M.S.: Oświetlenie jest tu bardzo dobre i właściwie dla nas nie ma różnicy, czy skaczemy w dzień czy wieczorem. Po konkursach w Skandynawii jesteśmy już przyzwyczajeni. Nie sprawia nam to żadnych dodatkowych problemów o widzimy wszystko to, co widzieć powinniśmy.
Czy miał pan okazję zwiedzić Zakopane?
M.S.: Niestety jeszcze nie. Trochę jednak znam już to miasto. Często bywaliśmy tutaj wcześniej np. na Pucharze Kontynentalnym, wtedy mieliśmy trochę więcej wolnego czasu niż teraz w Pucharze Świata, dlatego mogę powiedzieć, że orientuję się w Zakopanem, ale obecnie nie pozostaje nam wiele czasu na zwiedzanie.

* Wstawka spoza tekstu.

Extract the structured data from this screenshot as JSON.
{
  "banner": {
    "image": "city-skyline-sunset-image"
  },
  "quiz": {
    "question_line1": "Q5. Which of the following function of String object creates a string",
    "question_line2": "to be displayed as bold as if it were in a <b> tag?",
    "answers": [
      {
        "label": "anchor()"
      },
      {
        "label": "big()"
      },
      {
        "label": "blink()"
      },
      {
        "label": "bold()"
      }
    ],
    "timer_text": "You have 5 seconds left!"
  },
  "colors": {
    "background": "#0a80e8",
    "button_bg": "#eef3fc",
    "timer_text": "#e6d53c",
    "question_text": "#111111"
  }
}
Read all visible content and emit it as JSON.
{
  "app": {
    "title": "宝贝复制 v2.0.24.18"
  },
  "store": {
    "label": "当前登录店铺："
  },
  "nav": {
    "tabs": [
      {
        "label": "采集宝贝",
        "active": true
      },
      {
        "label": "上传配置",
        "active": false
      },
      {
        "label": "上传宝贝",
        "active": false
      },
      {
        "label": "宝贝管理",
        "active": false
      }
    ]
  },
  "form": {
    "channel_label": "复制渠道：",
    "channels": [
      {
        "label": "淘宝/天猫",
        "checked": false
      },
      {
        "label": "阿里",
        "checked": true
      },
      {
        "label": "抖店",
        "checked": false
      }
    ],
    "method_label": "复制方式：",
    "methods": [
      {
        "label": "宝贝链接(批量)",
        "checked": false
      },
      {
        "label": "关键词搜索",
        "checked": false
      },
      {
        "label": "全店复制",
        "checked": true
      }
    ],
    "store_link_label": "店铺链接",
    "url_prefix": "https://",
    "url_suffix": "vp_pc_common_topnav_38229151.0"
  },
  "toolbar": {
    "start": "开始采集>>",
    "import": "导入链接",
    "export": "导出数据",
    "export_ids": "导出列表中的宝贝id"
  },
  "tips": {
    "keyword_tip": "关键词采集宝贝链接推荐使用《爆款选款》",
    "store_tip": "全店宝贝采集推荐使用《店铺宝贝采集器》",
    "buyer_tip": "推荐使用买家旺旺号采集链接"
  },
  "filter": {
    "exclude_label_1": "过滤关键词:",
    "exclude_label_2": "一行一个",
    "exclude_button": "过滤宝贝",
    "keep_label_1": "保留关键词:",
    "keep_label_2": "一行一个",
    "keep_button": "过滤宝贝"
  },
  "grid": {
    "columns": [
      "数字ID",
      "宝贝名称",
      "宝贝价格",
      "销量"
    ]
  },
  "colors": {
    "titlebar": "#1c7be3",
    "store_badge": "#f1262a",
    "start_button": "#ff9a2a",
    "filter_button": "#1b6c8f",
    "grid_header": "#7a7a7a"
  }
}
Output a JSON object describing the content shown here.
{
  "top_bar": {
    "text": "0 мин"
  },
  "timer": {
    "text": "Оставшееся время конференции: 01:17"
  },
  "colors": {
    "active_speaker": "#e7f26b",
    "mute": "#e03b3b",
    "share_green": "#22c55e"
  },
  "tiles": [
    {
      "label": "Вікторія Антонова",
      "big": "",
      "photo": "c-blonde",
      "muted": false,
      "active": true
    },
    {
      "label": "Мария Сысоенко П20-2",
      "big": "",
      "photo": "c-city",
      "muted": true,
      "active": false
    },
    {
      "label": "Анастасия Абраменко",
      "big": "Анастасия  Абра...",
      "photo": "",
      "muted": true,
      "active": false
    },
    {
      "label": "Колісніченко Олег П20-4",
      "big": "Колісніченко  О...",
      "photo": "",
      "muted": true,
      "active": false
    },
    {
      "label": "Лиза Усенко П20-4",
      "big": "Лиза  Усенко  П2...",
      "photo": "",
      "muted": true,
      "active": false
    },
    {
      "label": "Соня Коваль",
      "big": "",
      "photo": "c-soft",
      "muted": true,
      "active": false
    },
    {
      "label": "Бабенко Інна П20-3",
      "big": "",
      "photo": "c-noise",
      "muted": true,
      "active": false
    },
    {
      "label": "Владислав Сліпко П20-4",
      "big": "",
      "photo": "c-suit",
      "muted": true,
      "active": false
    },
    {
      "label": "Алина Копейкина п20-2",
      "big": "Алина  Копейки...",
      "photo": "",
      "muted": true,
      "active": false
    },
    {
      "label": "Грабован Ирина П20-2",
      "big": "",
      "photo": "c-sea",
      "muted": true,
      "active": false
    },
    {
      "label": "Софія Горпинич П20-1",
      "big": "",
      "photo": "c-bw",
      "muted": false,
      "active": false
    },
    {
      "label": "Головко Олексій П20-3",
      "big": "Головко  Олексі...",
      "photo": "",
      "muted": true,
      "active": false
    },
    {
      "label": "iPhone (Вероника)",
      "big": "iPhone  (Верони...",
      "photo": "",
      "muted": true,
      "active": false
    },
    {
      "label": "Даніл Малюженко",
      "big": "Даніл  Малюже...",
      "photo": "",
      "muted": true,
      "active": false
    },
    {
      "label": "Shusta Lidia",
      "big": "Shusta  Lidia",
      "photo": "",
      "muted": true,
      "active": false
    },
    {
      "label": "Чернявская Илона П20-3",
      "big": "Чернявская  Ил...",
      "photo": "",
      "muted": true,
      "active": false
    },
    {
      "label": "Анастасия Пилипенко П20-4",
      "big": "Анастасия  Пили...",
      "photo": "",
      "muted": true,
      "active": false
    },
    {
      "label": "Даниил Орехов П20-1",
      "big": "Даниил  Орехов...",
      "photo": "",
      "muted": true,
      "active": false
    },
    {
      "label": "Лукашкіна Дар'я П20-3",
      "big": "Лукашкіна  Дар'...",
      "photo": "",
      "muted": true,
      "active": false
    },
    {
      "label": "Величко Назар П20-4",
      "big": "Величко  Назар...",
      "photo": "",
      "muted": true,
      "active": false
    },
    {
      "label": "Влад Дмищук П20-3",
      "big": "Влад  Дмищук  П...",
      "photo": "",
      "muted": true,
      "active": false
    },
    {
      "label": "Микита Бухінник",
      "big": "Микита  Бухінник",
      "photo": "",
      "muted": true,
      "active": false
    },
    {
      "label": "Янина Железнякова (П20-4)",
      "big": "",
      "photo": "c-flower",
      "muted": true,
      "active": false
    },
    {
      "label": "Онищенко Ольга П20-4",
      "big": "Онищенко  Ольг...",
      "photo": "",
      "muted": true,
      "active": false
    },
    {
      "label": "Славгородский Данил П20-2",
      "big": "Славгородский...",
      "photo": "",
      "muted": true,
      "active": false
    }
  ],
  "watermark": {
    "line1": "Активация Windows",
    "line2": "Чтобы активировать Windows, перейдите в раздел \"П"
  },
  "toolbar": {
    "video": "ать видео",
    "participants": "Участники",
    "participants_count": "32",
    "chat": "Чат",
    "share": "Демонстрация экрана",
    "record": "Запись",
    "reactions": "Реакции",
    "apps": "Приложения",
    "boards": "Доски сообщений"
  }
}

Już w zeszłym roku na pewno zauważył zarówno pan, jak i pańscy koledzy, niesamowite tłumy pod skocznią. Polscy kibice oszaleli na punkcie tego sportu. Jak pan odbiera taką właśnie reakcję publiczności?
M.S.: Rzeczywiście panuje w Polsce niepowtarzalny zachwyt nad wszystkim, co dotyczy skoków narciarskich. Zauważyliśmy to również w zeszłym roku, kiedy to pod skocznią zgromadziła się masa fanów. Takiej publiczności nie ma właściwie nigdzie indziej. Dla mnie osobiście zawsze bardzo przyjemnie się tu skakało, fani dopingują mnie i wspierają. To mnie oczywiście bardzo cieszy i dodatkowo motywuje. To bardzo miłe uczucie.
Janne Ahonen na pytanie, dlaczego się nie uśmiecha, nawet po udanym skoku, powiedział, że po przeleceniu stu metrów uśmiech po prostu trudno mu przychodzi. Czy panu też przeszkadza uśmiechanie się po skoku?
M.S.: Nie, mi to nie przeszkadza, oczywiście jeśli ma się powodu do śmiechu. Jasne, że gdy skok zupełnie mi się nie udał trudno jest mi się cieszyć, ale oczywiście, gdy z osiągniętej odległości jestem zadowolony mam też powód do śmiechu.
Jak Martin i Sven radzą sobie z tym, że nie tylko w Niemczech, ale wszędzie, gdzie się pojawią i skaczą są przez tłumy nastolatek traktowani nie jak sportowcy, ale jak gwiazdy boysbandów. Czy mógłby nam pan zdradzić sekret tego fenomenu?
M.S. (śmiech): Ja też tego do końca nie rozumiem. To się pojawiło w ostatnich latach, z plakatami itp. Dla nas jest oczywiście przyjemne, gdy w czasie konkursów panuje taka euforia, ale sam nie wiem jaka jest na to recepta.
Dlaczego tak trudno jest wygrać Puchar Świata trzy razy z rzędu? Do tej pory nikomu się to nie udało (dziś już wiemy, że to Adam Małysz jest pierwszym 3-krotnym zdobywcą Kryształowej Kuli- przyp. red.). Co pan sądzi na ten temat?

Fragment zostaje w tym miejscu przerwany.